Há muitas realidades físicas e químicas e regularidades biológicas que “já vêem prontas” - que o DNA não precisa especificar ou mudar (não precisa tornar a água molhada ou as gorduras insolúveis por exemplo). Até 60% das informações do DNA consistem nessas “sequências conservadas”, que são iguais em todos os seres vivos. Por mais que uma mosca pareça diferente de um camundongo ou de um ser humano, o que a embriologia mostra é que todos eles se desenvolvem de maneiras muito semelhantes, até usando genes bastante parecidos.

Então porque os organismos são tão diferentes?

O desenvolvimento de quase todos os animais começa no ovário da mãe, onde as células-ovo são construídas. Depois que o ovo molda a arquitetura básica do futuro animal, os genes que controlam o desenvolvimento sabem onde estão e o que devem fazer. Diferenças sutis nos genes são o que mudam o comportamento celular ao longo do desenvolvimento, gerando grande diversidade das formas animais.

Pense nas substâncias do ovo como um toca-fitas, e no DNA como a fita. No início do desenvolvimento, a fita deve ser colocada no local certo para ser tocada, depois o volume e a velocidade do toca-fitas ajustados, os trechos que serão ouvidos escolhidos e colocados em ordem; aí então, aperta-se a tecla para ouvir a fita.

Digamos que tenhamos dois DNA’s idênticos.

O ovo (toca-fitas) da mosca lê o DNA (fita) na ordem a,b,c,d ; O ovo da galinha lê o DNA na parte z,x,w,y.
Assim, se trocássemos o DNA da galinha e da mosca não faria a mínima diferença. Nasceriam uma galinha e uma mosca perfeitas, pois apenas seriam lidas as partes de DNA na ordem necessária para a formação de cada indivíduo, lembrando que os dois são hipoteticamente idênticos.

Agora consideremos os DNA’s de moscas e galinhas (o DNA diferente de cada uma mesmo, não os hipotéticos DNA’s iguais). Mesmo que a fita fosse lida de forma organizada o suficiente para a formação de um embrião, o que conseguiríamos com o desenvolvimento de uma mosca numa estrutura de ave? Mesmo que (por um milagre) uma larva fosse obtida, como ela sairia da casca do ovo de galinha? E o contrário? Mesmo que o embrião de pintinho pudesse começar sua formação com o material do ovo da mosca, rapidamente acabaria a gema e o minúsculo embrião de pintinho não seria eficaz em conseguir comida sozinho para continuar seu desenvolvimento.

Sendo assim, DNA de dinossauro obtido de sangue de dinossauro preservado num inseto, não faz um dinossauro. Para tocar a fita de DNA de um dinossauro, é preciso um ovo de dinossauro da mesma espécie: é preciso o toca-fitas adequado. Portanto, nada de “Jurassic Park”. E também não é possível “conservar-se” uma espécie animal apenas armazenando o DNA da mesma.
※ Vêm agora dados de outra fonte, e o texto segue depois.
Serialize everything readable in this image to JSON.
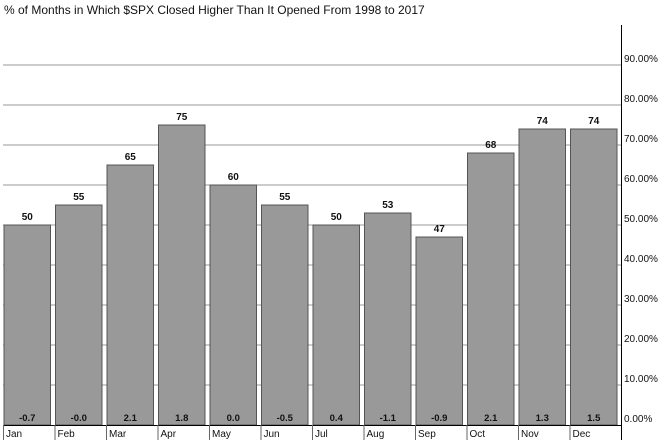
{
  "chart_data": {
    "type": "bar",
    "title": "% of Months in Which $SPX Closed Higher Than It Opened From 1998 to 2017",
    "xlabel": "",
    "ylabel": "",
    "categories": [
      "Jan",
      "Feb",
      "Mar",
      "Apr",
      "May",
      "Jun",
      "Jul",
      "Aug",
      "Sep",
      "Oct",
      "Nov",
      "Dec"
    ],
    "values": [
      50,
      55,
      65,
      75,
      60,
      55,
      50,
      53,
      47,
      68,
      74,
      74
    ],
    "value_labels": [
      "50",
      "55",
      "65",
      "75",
      "60",
      "55",
      "50",
      "53",
      "47",
      "68",
      "74",
      "74"
    ],
    "secondary_labels": [
      "-0.7",
      "-0.0",
      "2.1",
      "1.8",
      "0.0",
      "-0.5",
      "0.4",
      "-1.1",
      "-0.9",
      "2.1",
      "1.3",
      "1.5"
    ],
    "ylim": [
      0,
      100
    ],
    "y_ticks": [
      0,
      10,
      20,
      30,
      40,
      50,
      60,
      70,
      80,
      90
    ],
    "y_tick_labels": [
      "0.00%",
      "10.00%",
      "20.00%",
      "30.00%",
      "40.00%",
      "50.00%",
      "60.00%",
      "70.00%",
      "80.00%",
      "90.00%"
    ],
    "y_axis_side": "right",
    "grid": true,
    "legend": "none",
    "colors": {
      "bar_fill": "#999999",
      "bar_stroke": "#555555",
      "grid": "#999999",
      "axis": "#000000",
      "text": "#111111"
    }
  }
}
O DNA apenas não basta, é só metade do sistema.

Todo o processo de desenvolvimento funciona como um bloco. Cada pedaço de informação sobre o contexto (como os mecanismos presentes no ovo) é necessário e específico para cada pedaço de informação de conteúdo (como a contida no DNA). Você não pode culpar o DNA por aquilo que você é, o que você se tornou. Você é resultado de um processo – o processo inteiro.

O que faz um ser vivo é todo o processo de desenvolvimento. E você, o processo (o que você faz, como se desenvolve), é responsável pelo que você é, pelo que você se torna.